The cyber threat actor is using exploited devices located on residential IP space—including publicly facing Network Attached Storage (NAS) devices and small home business routers from multiple vendors—to proxy their connection to interact with the webshells they placed on these devices. These devices, which the threat actor is using to proxy the connection, correlate with the country of the victim and allow the actor activity to blend in with normal telework user activity. 

Note: these devices are not related to the Pulse vulnerabilities, but rather, where the malicious internet traffic passes through.

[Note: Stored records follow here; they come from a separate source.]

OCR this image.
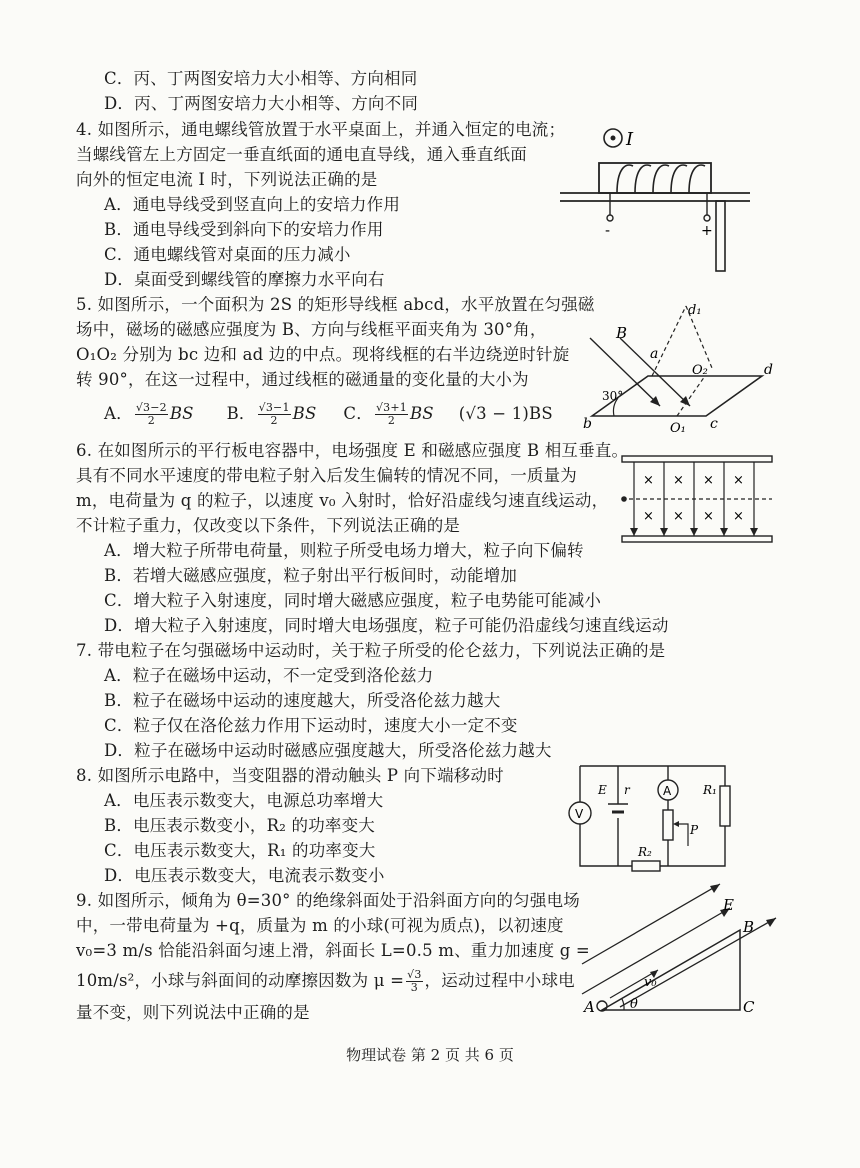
C．丙、丁两图安培力大小相等、方向相同
D．丙、丁两图安培力大小相等、方向不同
4. 如图所示，通电螺线管放置于水平桌面上，并通入恒定的电流；
当螺线管左上方固定一垂直纸面的通电直导线，通入垂直纸面
向外的恒定电流 I 时，下列说法正确的是
A．通电导线受到竖直向上的安培力作用
B．通电导线受到斜向下的安培力作用
C．通电螺线管对桌面的压力减小
D．桌面受到螺线管的摩擦力水平向右
I
-	+
5. 如图所示，一个面积为 2S 的矩形导线框 abcd，水平放置在匀强磁
场中，磁场的磁感应强度为 B、方向与线框平面夹角为 30°角，
O₁O₂ 分别为 bc 边和 ad 边的中点。现将线框的右半边绕逆时针旋
转 90°，在这一过程中，通过线框的磁通量的变化量的大小为
A． $\frac{√3-2}{2}$ BS B． $\frac{√3-1}{2}$ BS C． $\frac{√3+1}{2}$ BS (√3 − 1)BS
B
a
b	c
d
d₁
O₁
O₂
30°
6. 在如图所示的平行板电容器中，电场强度 E 和磁感应强度 B 相互垂直。
具有不同水平速度的带电粒子射入后发生偏转的情况不同，一质量为
m，电荷量为 q 的粒子，以速度 v₀ 入射时，恰好沿虚线匀速直线运动，
不计粒子重力，仅改变以下条件，下列说法正确的是
A．增大粒子所带电荷量，则粒子所受电场力增大，粒子向下偏转
B．若增大磁感应强度，粒子射出平行板间时，动能增加
C．增大粒子入射速度，同时增大磁感应强度，粒子电势能可能减小
D．增大粒子入射速度，同时增大电场强度，粒子可能仍沿虚线匀速直线运动
× × × ×
× × × ×
7. 带电粒子在匀强磁场中运动时，关于粒子所受的伦仑兹力，下列说法正确的是
A．粒子在磁场中运动，不一定受到洛伦兹力
B．粒子在磁场中运动的速度越大，所受洛伦兹力越大
C．粒子仅在洛伦兹力作用下运动时，速度大小一定不变
D．粒子在磁场中运动时磁感应强度越大，所受洛伦兹力越大
8. 如图所示电路中，当变阻器的滑动触头 P 向下端移动时
A．电压表示数变大，电源总功率增大
B．电压表示数变小，R₂ 的功率变大
C．电压表示数变大，R₁ 的功率变大
D．电压表示数变大，电流表示数变小
V
E r	A
P
R₁
R₂
9. 如图所示，倾角为 θ=30° 的绝缘斜面处于沿斜面方向的匀强电场
中，一带电荷量为 +q，质量为 m 的小球(可视为质点)，以初速度
v₀=3 m/s 恰能沿斜面匀速上滑，斜面长 L=0.5 m、重力加速度 g =
10m/s²，小球与斜面间的动摩擦因数为 $\mu = \frac{√3}{3}$ ，运动过程中小球电
量不变，则下列说法中正确的是	A
B
C
E
v₀
θ
物理试卷 第 2 页 共 6 页
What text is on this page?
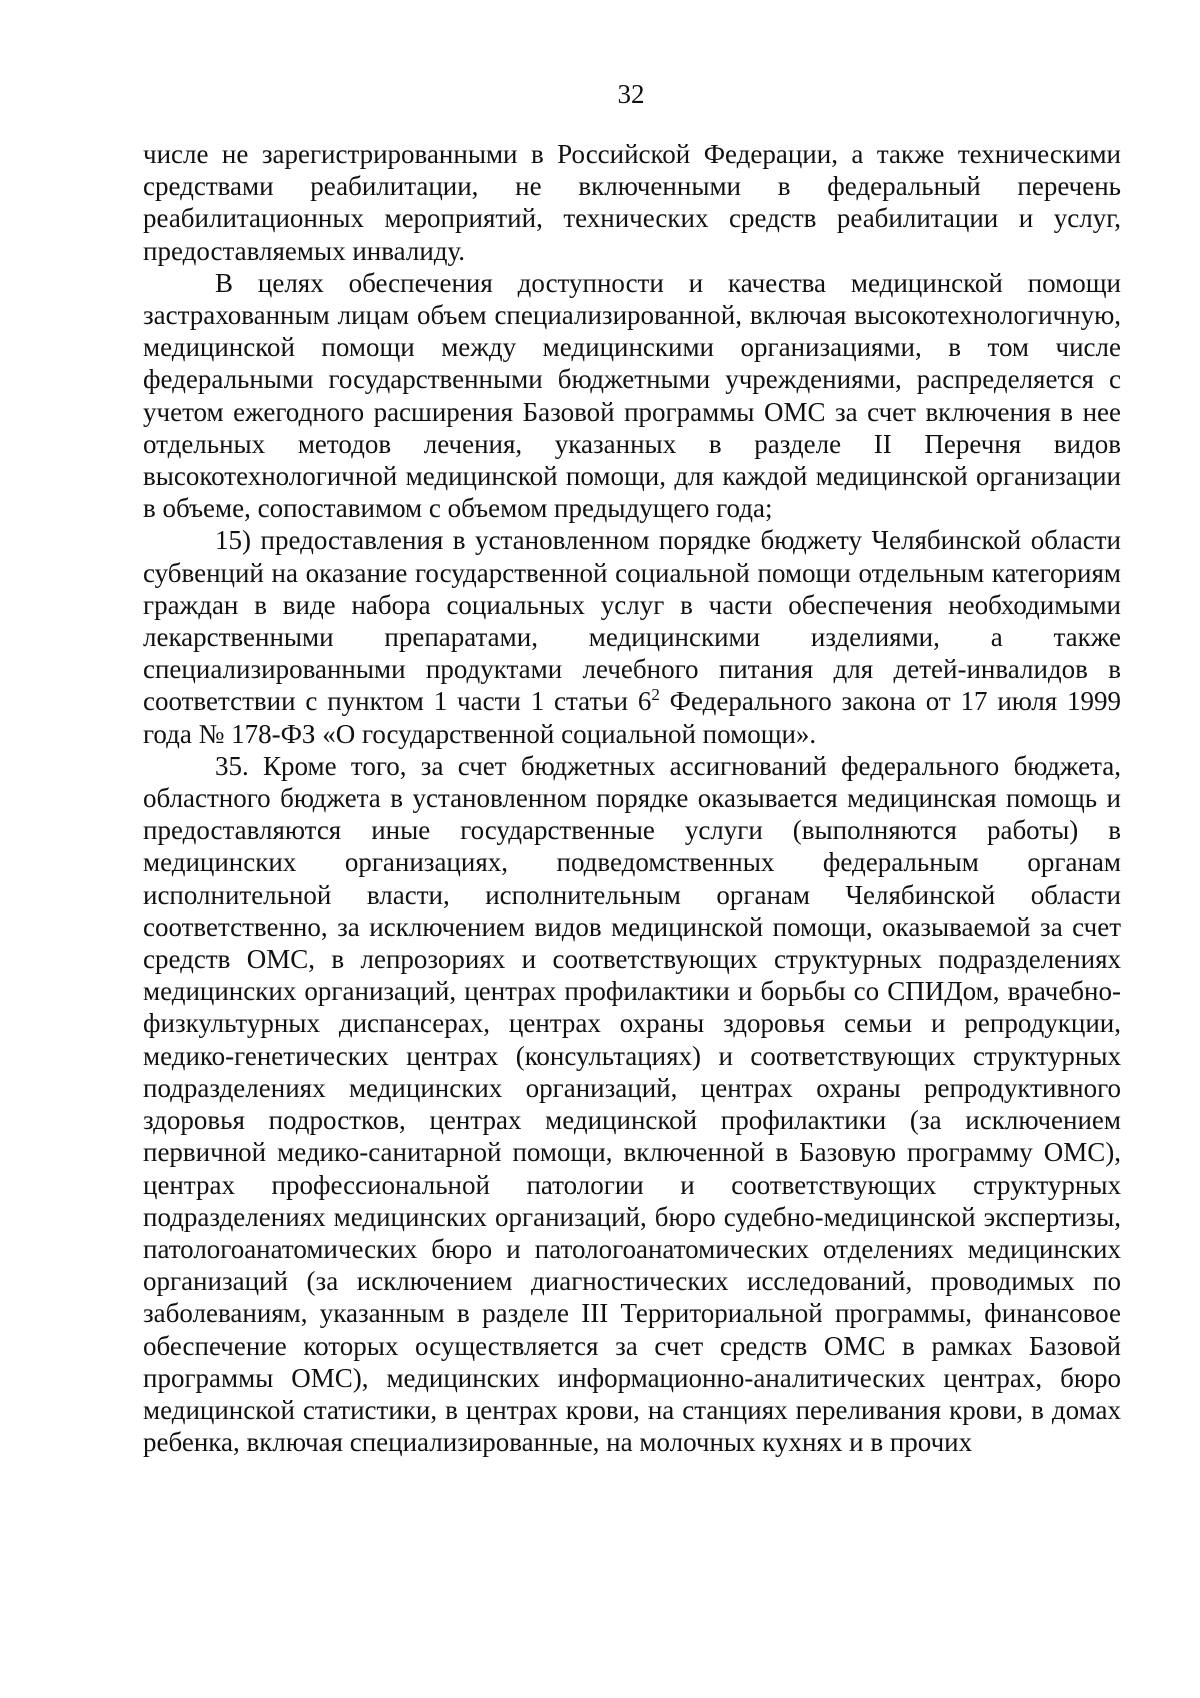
32

числе не зарегистрированными в Российской Федерации, а также техническими средствами реабилитации, не включенными в федеральный перечень реабилитационных мероприятий, технических средств реабилитации и услуг, предоставляемых инвалиду.

В целях обеспечения доступности и качества медицинской помощи застрахованным лицам объем специализированной, включая высокотехнологичную, медицинской помощи между медицинскими организациями, в том числе федеральными государственными бюджетными учреждениями, распределяется с учетом ежегодного расширения Базовой программы ОМС за счет включения в нее отдельных методов лечения, указанных в разделе II Перечня видов высокотехнологичной медицинской помощи, для каждой медицинской организации в объеме, сопоставимом с объемом предыдущего года;

15) предоставления в установленном порядке бюджету Челябинской области субвенций на оказание государственной социальной помощи отдельным категориям граждан в виде набора социальных услуг в части обеспечения необходимыми лекарственными препаратами, медицинскими изделиями, а также специализированными продуктами лечебного питания для детей-инвалидов в соответствии с пунктом 1 части 1 статьи $6^2$ Федерального закона от 17 июля 1999 года № 178-ФЗ «О государственной социальной помощи».

35. Кроме того, за счет бюджетных ассигнований федерального бюджета, областного бюджета в установленном порядке оказывается медицинская помощь и предоставляются иные государственные услуги (выполняются работы) в медицинских организациях, подведомственных федеральным органам исполнительной власти, исполнительным органам Челябинской области соответственно, за исключением видов медицинской помощи, оказываемой за счет средств ОМС, в лепрозориях и соответствующих структурных подразделениях медицинских организаций, центрах профилактики и борьбы со СПИДом, врачебно-физкультурных диспансерах, центрах охраны здоровья семьи и репродукции, медико-генетических центрах (консультациях) и соответствующих структурных подразделениях медицинских организаций, центрах охраны репродуктивного здоровья подростков, центрах медицинской профилактики (за исключением первичной медико-санитарной помощи, включенной в Базовую программу ОМС), центрах профессиональной патологии и соответствующих структурных подразделениях медицинских организаций, бюро судебно-медицинской экспертизы, патологоанатомических бюро и патологоанатомических отделениях медицинских организаций (за исключением диагностических исследований, проводимых по заболеваниям, указанным в разделе III Территориальной программы, финансовое обеспечение которых осуществляется за счет средств ОМС в рамках Базовой программы ОМС), медицинских информационно-аналитических центрах, бюро медицинской статистики, в центрах крови, на станциях переливания крови, в домах ребенка, включая специализированные, на молочных кухнях и в прочих
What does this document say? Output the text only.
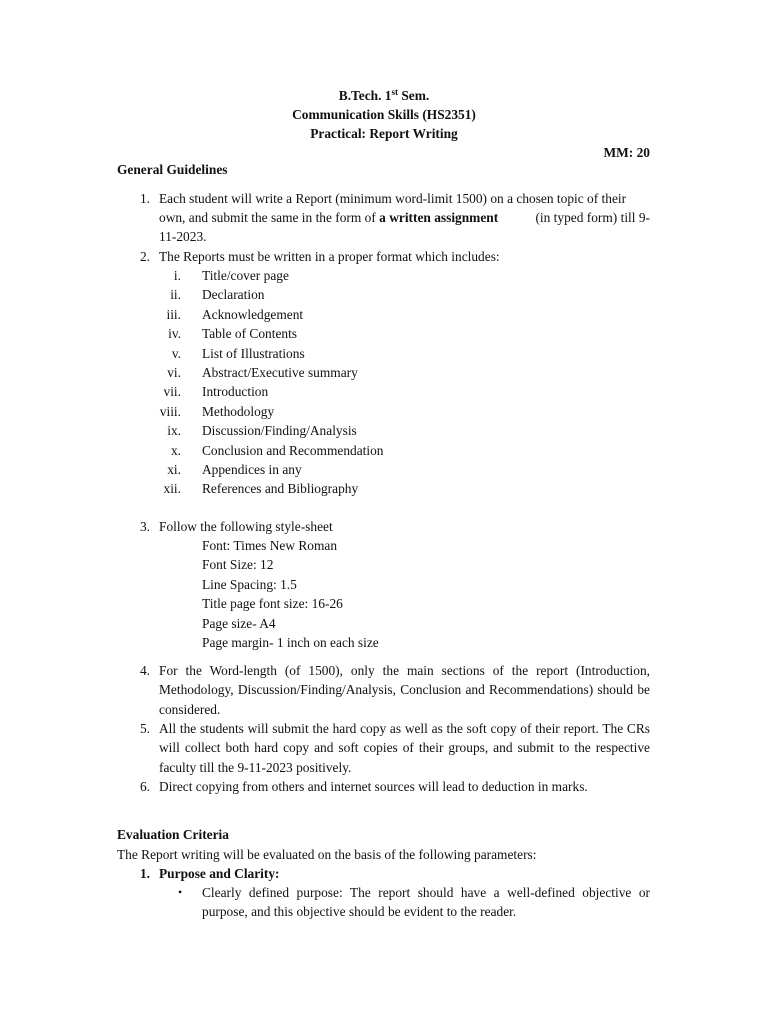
B.Tech. 1st Sem.
Communication Skills (HS2351)
Practical: Report Writing
MM: 20
General Guidelines
1. Each student will write a Report (minimum word-limit 1500) on a chosen topic of their
own, and submit the same in the form of a written assignment	(in typed form) till 9-
11-2023.
2. The Reports must be written in a proper format which includes:
i. Title/cover page
ii. Declaration
iii. Acknowledgement
iv. Table of Contents
v. List of Illustrations
vi. Abstract/Executive summary
vii. Introduction
viii. Methodology
ix. Discussion/Finding/Analysis
x. Conclusion and Recommendation
xi. Appendices in any
xii. References and Bibliography
3. Follow the following style-sheet
Font: Times New Roman
Font Size: 12
Line Spacing: 1.5
Title page font size: 16-26
Page size- A4
Page margin- 1 inch on each size
4. For the Word-length (of 1500), only the main sections of the report (Introduction, Methodology, Discussion/Finding/Analysis, Conclusion and Recommendations) should be considered.
5. All the students will submit the hard copy as well as the soft copy of their report. The CRs will collect both hard copy and soft copies of their groups, and submit to the respective faculty till the 9-11-2023 positively.
6. Direct copying from others and internet sources will lead to deduction in marks.
Evaluation Criteria
The Report writing will be evaluated on the basis of the following parameters:
1. Purpose and Clarity:
• Clearly defined purpose: The report should have a well-defined objective or purpose, and this objective should be evident to the reader.
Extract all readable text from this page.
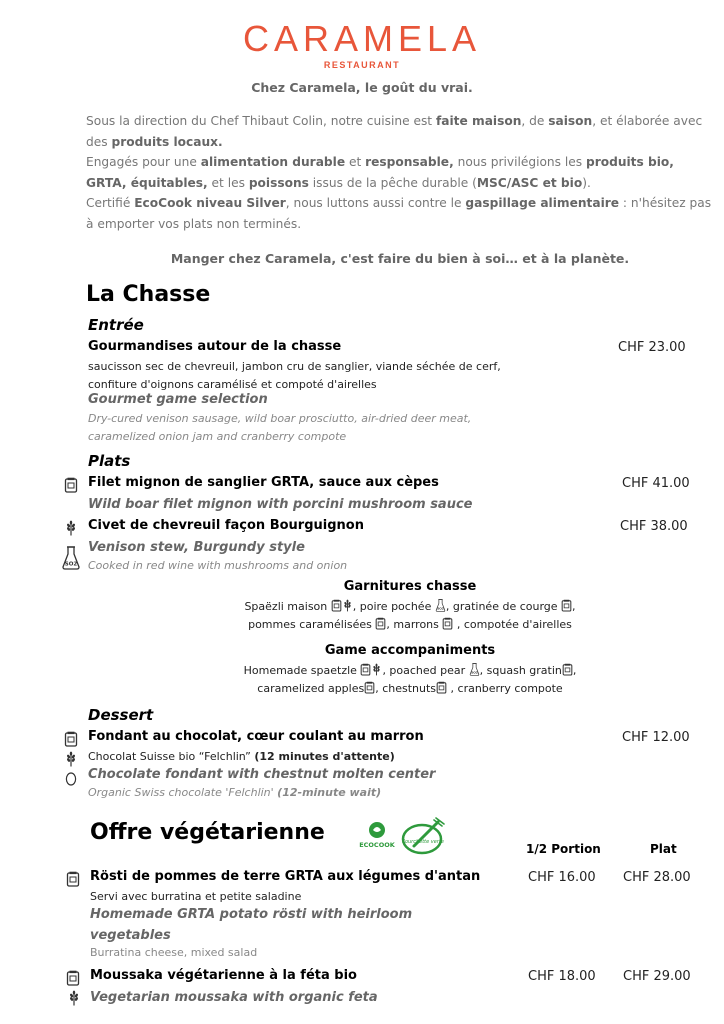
CARAMELA
RESTAURANT
Chez Caramela, le goût du vrai.
Sous la direction du Chef Thibaut Colin, notre cuisine est faite maison, de saison, et élaborée avec des produits locaux.
Engagés pour une alimentation durable et responsable, nous privilégions les produits bio, GRTA, équitables, et les poissons issus de la pêche durable (MSC/ASC et bio).
Certifié EcoCook niveau Silver, nous luttons aussi contre le gaspillage alimentaire : n'hésitez pas à emporter vos plats non terminés.
Manger chez Caramela, c'est faire du bien à soi… et à la planète.
La Chasse
Entrée
Gourmandises autour de la chasse	CHF 23.00
saucisson sec de chevreuil, jambon cru de sanglier, viande séchée de cerf,
confiture d'oignons caramélisé et compoté d'airelles
Gourmet game selection
Dry-cured venison sausage, wild boar prosciutto, air-dried deer meat,
caramelized onion jam and cranberry compote
Plats
Filet mignon de sanglier GRTA, sauce aux cèpes	CHF 41.00
Wild boar filet mignon with porcini mushroom sauce
Civet de chevreuil façon Bourguignon	CHF 38.00
SO2
Venison stew, Burgundy style
Cooked in red wine with mushrooms and onion
Garnitures chasse
Spaëzli maison , poire pochée SO2 , gratinée de courge ,
pommes caramélisées , marrons , compotée d'airelles
Game accompaniments
Homemade spaetzle , poached pear SO2 , squash gratin ,
caramelized apples , chestnuts , cranberry compote
Dessert
Fondant au chocolat, cœur coulant au marron	CHF 12.00
Chocolat Suisse bio “Felchlin” (12 minutes d'attente)
Chocolate fondant with chestnut molten center
Organic Swiss chocolate 'Felchlin' (12-minute wait)
Offre végétarienne	ECOCOOK Fourchette verte	1/2 Portion	Plat
Rösti de pommes de terre GRTA aux légumes d'antan	CHF 16.00 CHF 28.00
Servi avec burratina et petite saladine
Homemade GRTA potato rösti with heirloom
vegetables
Burratina cheese, mixed salad
Moussaka végétarienne à la féta bio	CHF 18.00 CHF 29.00
Vegetarian moussaka with organic feta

Details about lateral movement and post-exploitation are still unknown at this time.

Mitigations

It is strongly recommended organizations using Pulse Secure devices to immediately:

• Review the Pulse Secure Connect Integrity Tool Quick Start Guide and Customer FAQs
• Run the Pulse Secure Connect Integrity Tool.
  • The tool requires a reboot.
  • If virtualized, take a snapshot before running.
  • If the appliance is physical, consider the consequences of rebooting and running the tool and contact Ivanti for assistance or questions.
  • the Pulse Secure team released Security Advisory SA44784 that addresses CVE-2021-22893, CVE-2021-22984, CVE-2021-22899, and CVE-2021-22900 with patches.
• Update to the latest software version.
• Using the Pulse Secure Integrity Checker. The Integrity Checker Tool (ICT) helps system owners understand if their Pulse Secure Connect device has been compromised. While the tool is accurate, there are several nuances to its effective use.
  • The ICT detects evidence of adversary cleanup only on the current, running version of PCS.
  • It may be necessary to roll back the current PCS version to have a valid run of the ICT.
  • During the upgrade process, the active version becomes a rollback partition.
  • Only one rollback partition exists on a device, as the rollback partition is replaced on each update.
  • Therefore, if an entity has updated their PCS device without running the correct version of the ICT, anomalous activity will not be detected.
     

In addition to the recommendations above, organizations that find evidence of malicious, suspicious, or anomalous activity or files, should consider the guidance in KB44764 – Customer FAQ: PCS Security Integrity Tool Enhancements, which includes:

After preservation, you can remediate your Pulse Connect Secure appliance by: 

1. Disabling the external-facing interface.  
2. Saving the system and user config.
3. Performing a factory reset via the Serial Console. Note: For more information refer to KB22964 (How to reset a PCS device to the factory default setting via the serial console)
4. Updating the appliance to the newest version.
5. Re-importing the saved config.   
6. Re-enabling the external interface. 

CISA recommends performing checks to ensure any infection is remediated, even if the workstation or host has been reimaged. These checks should include running the Pulse Secure Connect Integrity Tool again after remediation has been taken place.